University of Science and Technology of Oran - Mohamed Boudiaf
- Type: Public university
- Established: September 1, 1986
- Rector: Amine Bouziane Hammou
- Location: Bir El Djir, Oran, Algeria 35°44′12″N 0°33′15″W﻿ / ﻿35.736759°N 0.554123°W
- Language: Arabic, French, English
- Website: www.univ-usto.dz

= University of Science and Technology of Oran - Mohamed Boudiaf =

The University of Science and Technology of Oran - Mohamed Boudiaf (USTO - MB) is a public university located in the municipality of Bir El Djir in the eastern suburbs of Oran, Algeria.

USTO - MB was ranked 59th in the 2016 U.S. News & World Report regional ranking of Arab universities.

== History ==
Oran has been equipped with higher education and scientific research and technological development since the establishment of the Institut de Génie Civil et Mécanique d’Oran (IGCMO) by decree No. 75-27 of April 29, 1975, from the Ministry of Higher Education. This institute was located south of Oran on the way to Es Senia.

In September 1986, Oran was endowed with a university hub as important as the University of Oran Es-Senia, but more modern and in East Oran. Initially named the University of Science and Technology of Oran (USTO), it was designed by Japanese architect Kenzō Tange and covered an area of 89 hectares.
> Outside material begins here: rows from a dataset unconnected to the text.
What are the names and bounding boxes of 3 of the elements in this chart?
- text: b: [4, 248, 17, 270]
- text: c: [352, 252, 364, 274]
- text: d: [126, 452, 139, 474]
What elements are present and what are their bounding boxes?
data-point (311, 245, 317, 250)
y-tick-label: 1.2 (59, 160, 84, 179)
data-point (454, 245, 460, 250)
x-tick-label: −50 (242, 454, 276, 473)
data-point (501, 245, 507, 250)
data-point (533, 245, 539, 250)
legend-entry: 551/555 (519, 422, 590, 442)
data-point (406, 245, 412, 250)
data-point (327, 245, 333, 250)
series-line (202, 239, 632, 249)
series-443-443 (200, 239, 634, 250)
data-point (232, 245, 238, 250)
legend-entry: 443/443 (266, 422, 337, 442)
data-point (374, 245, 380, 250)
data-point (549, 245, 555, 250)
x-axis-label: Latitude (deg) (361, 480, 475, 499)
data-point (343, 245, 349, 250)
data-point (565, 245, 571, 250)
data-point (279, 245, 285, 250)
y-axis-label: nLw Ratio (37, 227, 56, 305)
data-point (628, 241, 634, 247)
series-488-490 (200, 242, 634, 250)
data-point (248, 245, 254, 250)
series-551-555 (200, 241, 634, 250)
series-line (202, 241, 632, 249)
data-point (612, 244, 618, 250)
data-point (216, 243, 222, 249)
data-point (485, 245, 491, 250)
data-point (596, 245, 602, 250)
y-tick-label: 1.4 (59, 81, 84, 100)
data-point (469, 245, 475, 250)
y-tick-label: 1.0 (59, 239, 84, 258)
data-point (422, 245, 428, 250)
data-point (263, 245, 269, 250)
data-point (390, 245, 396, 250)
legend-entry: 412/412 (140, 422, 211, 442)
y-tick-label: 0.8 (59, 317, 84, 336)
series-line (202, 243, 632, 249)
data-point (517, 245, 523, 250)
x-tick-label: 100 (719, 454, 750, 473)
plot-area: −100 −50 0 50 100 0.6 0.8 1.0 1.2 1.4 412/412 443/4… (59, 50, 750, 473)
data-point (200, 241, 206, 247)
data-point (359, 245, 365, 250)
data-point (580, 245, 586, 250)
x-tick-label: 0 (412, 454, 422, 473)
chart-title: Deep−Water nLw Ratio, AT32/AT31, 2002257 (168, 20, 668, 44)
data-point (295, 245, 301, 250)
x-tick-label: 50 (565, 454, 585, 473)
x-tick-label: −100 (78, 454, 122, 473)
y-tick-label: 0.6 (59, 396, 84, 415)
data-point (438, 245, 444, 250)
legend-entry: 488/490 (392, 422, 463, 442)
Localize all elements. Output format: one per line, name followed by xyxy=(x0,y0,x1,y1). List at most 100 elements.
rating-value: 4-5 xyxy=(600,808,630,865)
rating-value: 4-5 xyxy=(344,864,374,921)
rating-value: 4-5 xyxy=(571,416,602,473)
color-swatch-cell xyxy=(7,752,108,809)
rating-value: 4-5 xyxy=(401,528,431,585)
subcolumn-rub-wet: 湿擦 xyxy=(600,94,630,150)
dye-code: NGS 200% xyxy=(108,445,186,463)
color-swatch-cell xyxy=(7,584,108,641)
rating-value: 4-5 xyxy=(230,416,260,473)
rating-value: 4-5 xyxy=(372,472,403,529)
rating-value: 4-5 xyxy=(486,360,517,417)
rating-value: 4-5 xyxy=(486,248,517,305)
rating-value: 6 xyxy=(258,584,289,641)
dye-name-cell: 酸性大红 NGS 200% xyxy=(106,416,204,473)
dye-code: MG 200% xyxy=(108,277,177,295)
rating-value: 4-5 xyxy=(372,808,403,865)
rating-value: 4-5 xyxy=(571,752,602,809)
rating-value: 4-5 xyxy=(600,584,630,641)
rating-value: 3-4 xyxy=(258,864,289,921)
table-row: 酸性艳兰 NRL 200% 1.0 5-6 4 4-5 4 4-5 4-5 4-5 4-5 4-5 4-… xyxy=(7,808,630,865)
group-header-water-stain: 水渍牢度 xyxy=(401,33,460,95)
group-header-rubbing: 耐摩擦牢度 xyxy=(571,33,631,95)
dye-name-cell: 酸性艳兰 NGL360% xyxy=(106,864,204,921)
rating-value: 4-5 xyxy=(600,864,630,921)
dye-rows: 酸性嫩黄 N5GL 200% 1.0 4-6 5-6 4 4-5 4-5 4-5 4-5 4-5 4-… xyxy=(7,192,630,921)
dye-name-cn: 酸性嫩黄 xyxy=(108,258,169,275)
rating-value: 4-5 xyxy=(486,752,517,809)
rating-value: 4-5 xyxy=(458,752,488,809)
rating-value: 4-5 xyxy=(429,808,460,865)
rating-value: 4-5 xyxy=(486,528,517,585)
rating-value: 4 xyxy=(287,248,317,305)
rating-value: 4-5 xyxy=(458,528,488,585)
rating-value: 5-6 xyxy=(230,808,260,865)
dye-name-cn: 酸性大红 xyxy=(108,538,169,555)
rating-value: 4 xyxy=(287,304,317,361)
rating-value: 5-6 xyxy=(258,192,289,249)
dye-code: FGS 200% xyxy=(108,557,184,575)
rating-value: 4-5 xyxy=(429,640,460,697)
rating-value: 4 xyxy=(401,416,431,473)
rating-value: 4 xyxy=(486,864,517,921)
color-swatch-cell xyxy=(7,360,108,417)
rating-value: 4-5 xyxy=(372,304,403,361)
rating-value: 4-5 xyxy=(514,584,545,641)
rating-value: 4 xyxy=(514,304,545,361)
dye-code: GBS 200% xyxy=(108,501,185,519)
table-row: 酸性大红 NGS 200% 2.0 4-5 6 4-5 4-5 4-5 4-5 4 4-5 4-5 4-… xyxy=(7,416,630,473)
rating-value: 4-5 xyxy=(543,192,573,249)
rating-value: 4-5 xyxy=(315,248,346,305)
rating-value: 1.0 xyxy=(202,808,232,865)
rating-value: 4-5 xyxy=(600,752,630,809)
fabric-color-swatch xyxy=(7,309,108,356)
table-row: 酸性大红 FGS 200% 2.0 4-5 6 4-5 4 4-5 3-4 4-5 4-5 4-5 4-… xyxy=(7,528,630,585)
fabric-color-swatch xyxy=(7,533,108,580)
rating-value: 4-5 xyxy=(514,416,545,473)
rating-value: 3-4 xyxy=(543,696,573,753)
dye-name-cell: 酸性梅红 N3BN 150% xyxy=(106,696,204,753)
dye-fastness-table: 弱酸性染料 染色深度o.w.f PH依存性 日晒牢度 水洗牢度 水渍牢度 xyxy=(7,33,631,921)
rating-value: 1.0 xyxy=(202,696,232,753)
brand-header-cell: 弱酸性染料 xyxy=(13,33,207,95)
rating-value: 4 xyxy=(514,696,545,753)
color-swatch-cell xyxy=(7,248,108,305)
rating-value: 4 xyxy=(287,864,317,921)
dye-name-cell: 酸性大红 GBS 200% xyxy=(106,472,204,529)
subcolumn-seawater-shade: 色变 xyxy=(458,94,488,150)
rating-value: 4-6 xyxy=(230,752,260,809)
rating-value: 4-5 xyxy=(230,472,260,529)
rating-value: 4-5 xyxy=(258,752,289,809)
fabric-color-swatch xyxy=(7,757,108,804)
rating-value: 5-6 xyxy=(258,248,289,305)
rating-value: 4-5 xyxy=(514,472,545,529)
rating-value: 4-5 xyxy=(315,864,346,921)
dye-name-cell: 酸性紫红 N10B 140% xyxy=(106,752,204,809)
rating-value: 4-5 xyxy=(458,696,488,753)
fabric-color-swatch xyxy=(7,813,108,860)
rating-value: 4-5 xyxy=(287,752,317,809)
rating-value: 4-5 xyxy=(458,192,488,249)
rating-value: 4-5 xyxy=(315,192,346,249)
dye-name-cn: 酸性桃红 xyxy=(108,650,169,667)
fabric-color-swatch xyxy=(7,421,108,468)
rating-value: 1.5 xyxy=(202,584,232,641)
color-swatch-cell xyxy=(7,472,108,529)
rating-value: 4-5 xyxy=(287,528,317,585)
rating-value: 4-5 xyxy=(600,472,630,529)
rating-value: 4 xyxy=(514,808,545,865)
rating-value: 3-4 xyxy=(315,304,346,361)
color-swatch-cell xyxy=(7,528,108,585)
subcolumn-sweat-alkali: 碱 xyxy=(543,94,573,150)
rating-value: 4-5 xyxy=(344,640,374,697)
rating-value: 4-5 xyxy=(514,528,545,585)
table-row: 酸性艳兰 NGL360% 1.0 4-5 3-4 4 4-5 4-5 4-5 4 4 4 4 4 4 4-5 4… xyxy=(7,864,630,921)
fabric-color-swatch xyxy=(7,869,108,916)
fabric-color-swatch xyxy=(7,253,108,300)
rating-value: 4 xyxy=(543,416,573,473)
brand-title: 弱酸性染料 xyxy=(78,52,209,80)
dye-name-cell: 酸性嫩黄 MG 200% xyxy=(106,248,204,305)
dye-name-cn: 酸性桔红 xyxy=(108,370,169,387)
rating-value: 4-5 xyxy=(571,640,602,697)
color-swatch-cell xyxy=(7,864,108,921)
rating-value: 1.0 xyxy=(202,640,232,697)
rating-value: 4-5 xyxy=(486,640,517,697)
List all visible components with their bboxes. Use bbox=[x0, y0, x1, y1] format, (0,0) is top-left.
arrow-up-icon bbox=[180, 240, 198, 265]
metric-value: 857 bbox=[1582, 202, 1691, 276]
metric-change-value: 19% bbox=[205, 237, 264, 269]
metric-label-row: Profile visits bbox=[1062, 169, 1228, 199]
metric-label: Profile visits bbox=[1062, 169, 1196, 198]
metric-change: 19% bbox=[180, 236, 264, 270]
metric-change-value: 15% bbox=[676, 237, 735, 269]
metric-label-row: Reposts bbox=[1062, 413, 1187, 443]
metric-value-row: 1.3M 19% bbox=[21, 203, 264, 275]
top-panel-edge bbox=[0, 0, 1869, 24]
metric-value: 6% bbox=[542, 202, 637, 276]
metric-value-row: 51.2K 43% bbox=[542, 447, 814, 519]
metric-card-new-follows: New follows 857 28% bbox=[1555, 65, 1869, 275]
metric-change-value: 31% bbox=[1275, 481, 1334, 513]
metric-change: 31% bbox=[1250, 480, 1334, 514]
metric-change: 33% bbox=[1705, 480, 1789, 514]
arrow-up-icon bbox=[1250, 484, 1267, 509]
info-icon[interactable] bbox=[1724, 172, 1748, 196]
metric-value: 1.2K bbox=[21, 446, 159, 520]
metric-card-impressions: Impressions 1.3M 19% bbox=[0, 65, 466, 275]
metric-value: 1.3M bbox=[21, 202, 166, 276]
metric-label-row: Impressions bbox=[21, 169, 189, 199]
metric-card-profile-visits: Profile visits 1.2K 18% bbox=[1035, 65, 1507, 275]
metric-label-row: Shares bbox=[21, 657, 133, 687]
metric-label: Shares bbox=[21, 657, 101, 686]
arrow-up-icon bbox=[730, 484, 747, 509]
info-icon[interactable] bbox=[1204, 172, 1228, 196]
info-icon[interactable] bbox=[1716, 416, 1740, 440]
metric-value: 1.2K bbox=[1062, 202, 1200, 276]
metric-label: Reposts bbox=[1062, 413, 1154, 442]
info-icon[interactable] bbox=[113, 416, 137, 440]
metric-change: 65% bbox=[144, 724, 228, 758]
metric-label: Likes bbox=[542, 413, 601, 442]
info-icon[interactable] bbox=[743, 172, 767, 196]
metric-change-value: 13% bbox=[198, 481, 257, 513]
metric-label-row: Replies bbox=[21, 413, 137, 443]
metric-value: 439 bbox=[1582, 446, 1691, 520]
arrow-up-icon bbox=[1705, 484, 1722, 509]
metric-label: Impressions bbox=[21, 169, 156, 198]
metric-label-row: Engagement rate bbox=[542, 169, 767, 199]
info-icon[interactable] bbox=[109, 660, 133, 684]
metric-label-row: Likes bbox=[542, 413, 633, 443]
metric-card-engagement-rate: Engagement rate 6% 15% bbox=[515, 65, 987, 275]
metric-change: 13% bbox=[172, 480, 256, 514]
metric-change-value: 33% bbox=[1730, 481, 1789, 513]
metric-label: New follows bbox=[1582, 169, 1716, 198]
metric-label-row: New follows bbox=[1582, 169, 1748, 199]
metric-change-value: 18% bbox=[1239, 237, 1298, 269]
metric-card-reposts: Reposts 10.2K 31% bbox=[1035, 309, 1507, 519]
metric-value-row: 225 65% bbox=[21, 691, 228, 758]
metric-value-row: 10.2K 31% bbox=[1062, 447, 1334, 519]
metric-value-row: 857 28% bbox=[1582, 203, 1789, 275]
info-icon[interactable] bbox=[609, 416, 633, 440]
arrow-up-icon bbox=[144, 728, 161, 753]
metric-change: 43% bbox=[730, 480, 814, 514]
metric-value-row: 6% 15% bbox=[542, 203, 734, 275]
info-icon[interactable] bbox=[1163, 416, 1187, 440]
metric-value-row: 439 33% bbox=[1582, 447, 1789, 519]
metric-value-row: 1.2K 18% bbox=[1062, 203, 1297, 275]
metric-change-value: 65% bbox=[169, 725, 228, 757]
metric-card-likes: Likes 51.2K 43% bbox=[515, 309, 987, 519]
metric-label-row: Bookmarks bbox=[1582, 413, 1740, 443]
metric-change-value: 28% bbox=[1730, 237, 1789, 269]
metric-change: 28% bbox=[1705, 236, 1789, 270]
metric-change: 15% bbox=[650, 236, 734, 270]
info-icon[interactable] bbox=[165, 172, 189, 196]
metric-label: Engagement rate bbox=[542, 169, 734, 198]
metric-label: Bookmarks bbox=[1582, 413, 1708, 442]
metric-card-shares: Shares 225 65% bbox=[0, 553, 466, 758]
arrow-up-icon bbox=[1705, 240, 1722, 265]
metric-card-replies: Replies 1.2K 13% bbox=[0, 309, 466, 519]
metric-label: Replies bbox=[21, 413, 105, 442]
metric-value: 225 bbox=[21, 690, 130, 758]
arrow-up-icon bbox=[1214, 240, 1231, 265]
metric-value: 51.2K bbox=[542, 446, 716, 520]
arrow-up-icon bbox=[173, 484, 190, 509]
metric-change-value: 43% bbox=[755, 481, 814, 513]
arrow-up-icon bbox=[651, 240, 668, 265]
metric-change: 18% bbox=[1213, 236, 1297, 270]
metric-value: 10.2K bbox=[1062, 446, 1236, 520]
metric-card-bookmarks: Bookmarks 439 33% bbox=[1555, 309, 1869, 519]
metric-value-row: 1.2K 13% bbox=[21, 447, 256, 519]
It was later renamed the University of Science and Technology of Oran - Mohamed Boudiaf in memory of the assassinated President Mohamed Boudiaf.

== Faculties and departments ==
The university comprises seven faculties and two institutes with a total of twenty-one departments, as well as a language teaching center:
- Faculty of Mathematics and Computer Science
  - Mathematics
  - Computer Science
- Faculty of Physics
  - Physical Engineering
  - Materials Technology
  - Energy Physics
- Faculty of Natural and Life Sciences
  - Biotechnology
  - Applied Molecular Genetics
  - Life and Environment
- Institute of Applied Sciences and Techniques
- Institute of Physical Education and Sports
  - Sports Training
- Faculty of Chemistry
  - Physical Chemistry
  - Materials Chemistry
  - Chemical Engineering
- Faculty of Electrical Engineering
  - Electronics
  - Electrical Engineering
  - Automatics
- Faculty of Mechanical Engineering
  - Mechanical Engineering
  - Maritime Engineering
  - Mining and Metallurgy
- Faculty of Architecture and Civil Engineering
  - Architecture
  - Civil Engineering
  - Water Engineering
- Intensive Language Teaching Center

=== Health ===
With the opening of the Établissement hospitalier universitaire d'Oran (EHU Oran), a new large and modern hospital in Bir El Djir, opposite USTO-MB, Oran's old hospital, the Centre hospitalier universitaire d'Oran (CHU Oran), has been relieved of patients in a rapidly growing city.

With the establishment of this new hospital, a faculty was designed at USTO-MB, the Faculty of Medicine Moulay-Driss-Mansouri (formerly Faculty of Medicine USTO), to train future doctors who will work at EHU Oran or elsewhere. The Faculty of Medicine is thus the second in the city after the Faculty of Medicine of Oran (formerly National Institute of Higher Education in Medical Sciences of Oran "INESSM Oran"), located opposite CHU Oran.

=== Sports activities ===
The university also includes an Institute of Physical Education and Sports for the training of bachelor's and master's degrees in physical education and sports. It is equipped with international standard sports facilities (football stadium with an athletics track, Olympic swimming pool, etc.) to develop university sports in the country.

== Scientific research ==
USTO-MB is involved in the National Commission for the Evaluation of University Research Projects (CNEPRU), the National Agency for the Development of University Research (ANDRU), and the National Agency for the Development of Research in Health (ANDRS). The university is equipped for scientific research, with laboratories designed for this purpose. It also collaborates with foreign universities.

== Rectors ==
- Prof. Lazrag Hacene

== Notable alumni ==
- Nora Zaïr, Algerian photographer and engineer.